Em Portugal, sublinha o fotógrafo, «depois da revolução alguém passou por um tribunal, aqui nunca ninguém foi incomodado com isso». Aliás, recentemente, o juiz Baltazar Garzón quando tentou investigar os crimes do franquismo foi corrido da Audiência Nacional. Mas isso não quer dizer que as coisas não tenham mudado nessa galáxia política. «Até meados de 80, a extrema-direita era muito passadista olhava só para o passado e Franco e não tinha conseguido renovar-se para a nova situação. A Aliança Popular foi muito hábil, com Fraga, conseguiu converter-se no voto útil desse setor. Quem não o aceitou organizou-se numa miríade de organizações, dividiram-se mais do que os trotskistas». Muita extrema-direita «usou a democracia para continuar os seus negócios. Pensam o mesmo, mas atuam útil», garante Jordi Borrás. Várias vezes há tentativas de autonomizar esse setor, que não se reconhece no PP, a última tentativa foi VOX, que teve quase 250 mil votos nas europeias e teve a uma unha negra de entrar em Estrasburgo. Não é fascista, mas plasma da Frente Nacional. «Outro partido a nível catalão que aparece com este propósito é Plataforma para a Catalunha, que é um tentativa de conseguir votos para do catalanismo, mas sendo espanholista. Chega a eleger 60 eleitos locais em 2011, com um discurso islamofóbico». Mas com a crise económica e a erupção do Podemos, por um lado, e Ciudadanos, que nascem na Catalunha, por outro, fazem-na esvaziar. «Aliás na Catalunha, os Ciudadanos surgem como um partido monotemático, ponta de lança do anticatalanismo e pela unidade de Espanha, que atrai, dada a sua novidade, o voto espanholista de direita de esquerda». 

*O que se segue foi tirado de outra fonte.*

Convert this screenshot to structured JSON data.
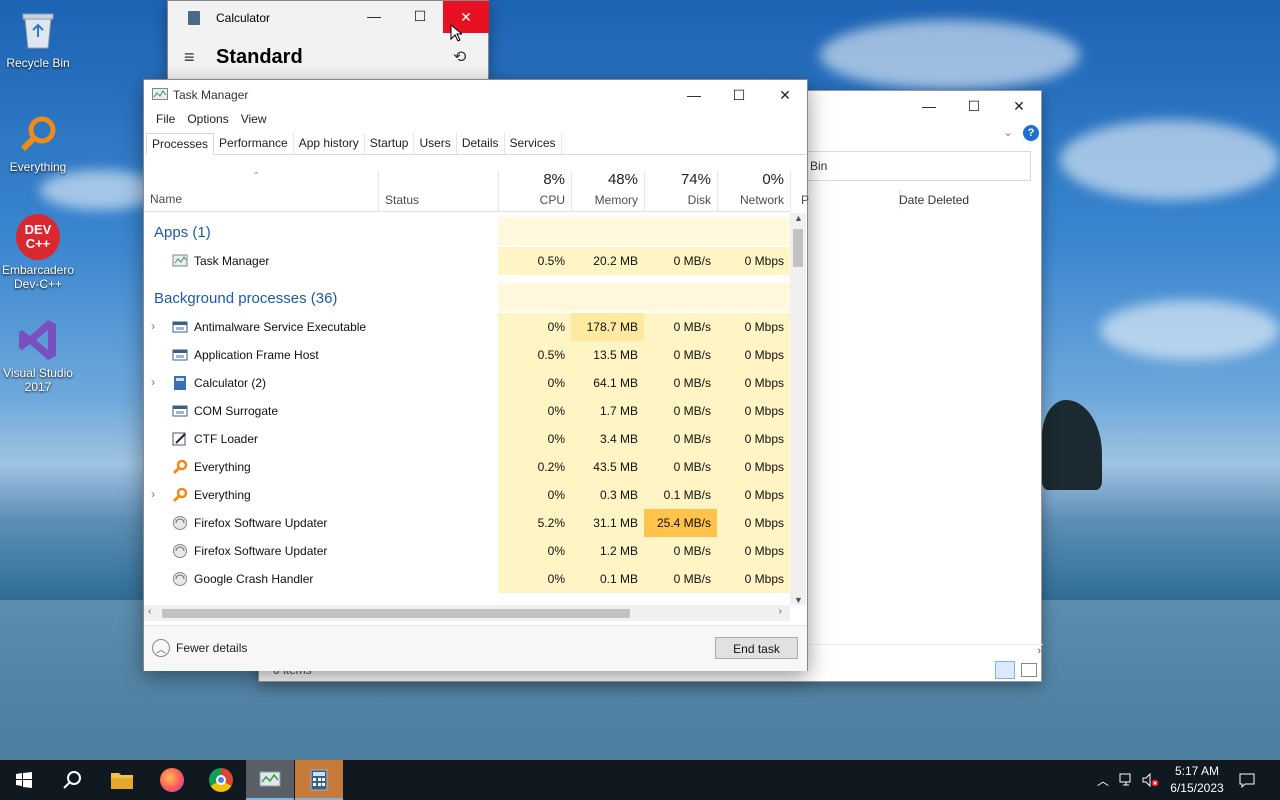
{
  "desktop": {
    "icons": [
      {
        "label": "Recycle Bin"
      },
      {
        "label": "Everything"
      },
      {
        "label": "Embarcadero Dev-C++"
      },
      {
        "label": "Visual Studio 2017"
      }
    ]
  },
  "calculator": {
    "title": "Calculator",
    "mode": "Standard"
  },
  "recycle_bin": {
    "address_tail": "Bin",
    "column": "Date Deleted",
    "status": "0 items"
  },
  "task_manager": {
    "title": "Task Manager",
    "menu": [
      "File",
      "Options",
      "View"
    ],
    "tabs": [
      "Processes",
      "Performance",
      "App history",
      "Startup",
      "Users",
      "Details",
      "Services"
    ],
    "active_tab": "Processes",
    "columns": {
      "name": "Name",
      "status": "Status",
      "cpu": {
        "pct": "8%",
        "label": "CPU"
      },
      "memory": {
        "pct": "48%",
        "label": "Memory"
      },
      "disk": {
        "pct": "74%",
        "label": "Disk"
      },
      "network": {
        "pct": "0%",
        "label": "Network"
      },
      "power_partial": "P"
    },
    "groups": {
      "apps": "Apps (1)",
      "background": "Background processes (36)"
    },
    "apps": [
      {
        "name": "Task Manager",
        "cpu": "0.5%",
        "memory": "20.2 MB",
        "disk": "0 MB/s",
        "network": "0 Mbps"
      }
    ],
    "processes": [
      {
        "name": "Antimalware Service Executable",
        "expand": true,
        "cpu": "0%",
        "memory": "178.7 MB",
        "disk": "0 MB/s",
        "network": "0 Mbps"
      },
      {
        "name": "Application Frame Host",
        "expand": false,
        "cpu": "0.5%",
        "memory": "13.5 MB",
        "disk": "0 MB/s",
        "network": "0 Mbps"
      },
      {
        "name": "Calculator (2)",
        "expand": true,
        "cpu": "0%",
        "memory": "64.1 MB",
        "disk": "0 MB/s",
        "network": "0 Mbps"
      },
      {
        "name": "COM Surrogate",
        "expand": false,
        "cpu": "0%",
        "memory": "1.7 MB",
        "disk": "0 MB/s",
        "network": "0 Mbps"
      },
      {
        "name": "CTF Loader",
        "expand": false,
        "cpu": "0%",
        "memory": "3.4 MB",
        "disk": "0 MB/s",
        "network": "0 Mbps"
      },
      {
        "name": "Everything",
        "expand": false,
        "cpu": "0.2%",
        "memory": "43.5 MB",
        "disk": "0 MB/s",
        "network": "0 Mbps"
      },
      {
        "name": "Everything",
        "expand": true,
        "cpu": "0%",
        "memory": "0.3 MB",
        "disk": "0.1 MB/s",
        "network": "0 Mbps"
      },
      {
        "name": "Firefox Software Updater",
        "expand": false,
        "cpu": "5.2%",
        "memory": "31.1 MB",
        "disk": "25.4 MB/s",
        "network": "0 Mbps"
      },
      {
        "name": "Firefox Software Updater",
        "expand": false,
        "cpu": "0%",
        "memory": "1.2 MB",
        "disk": "0 MB/s",
        "network": "0 Mbps"
      },
      {
        "name": "Google Crash Handler",
        "expand": false,
        "cpu": "0%",
        "memory": "0.1 MB",
        "disk": "0 MB/s",
        "network": "0 Mbps"
      }
    ],
    "footer": {
      "fewer_details": "Fewer details",
      "end_task": "End task"
    }
  },
  "taskbar": {
    "time": "5:17 AM",
    "date": "6/15/2023"
  },
  "colors": {
    "heat_light": "#fff4c4",
    "heat_mid": "#ffe8a0",
    "heat_hot": "#ffd27a",
    "heat_very_hot": "#ffc24a",
    "close_red": "#e81123",
    "group_blue": "#1e5aa8"
  }
}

São esses setores todos que vão estar na rua no domingo, quando se multiplicam no resto de Espanha manifestações nacionalistas em reação ao processo da Catalunha. «Estes setores só têm uma coisa a uni-los que é a unidade de Espanha». Até agora, não conseguiram opor-se nas ruas aos independentistas, se a campanha da Assembleia Nacional Catalã (ANC) já levou para as ruas mais de dois milhões de pessoas em 2012, a maior marcha espanholista, no dia de Espanha, em 12 de outubro de 2010, eles não ultrapassaram mais de 30 mil pessoas. Barulhentos de mais para serem silenciosos, e poucos para serem uma maioria. Vamos ver quantos irão à manifestação da Sociedad Civil Catalana (SCC), uma espécie de némesis unionista e espanholista da Assembleia Nacional Catalã.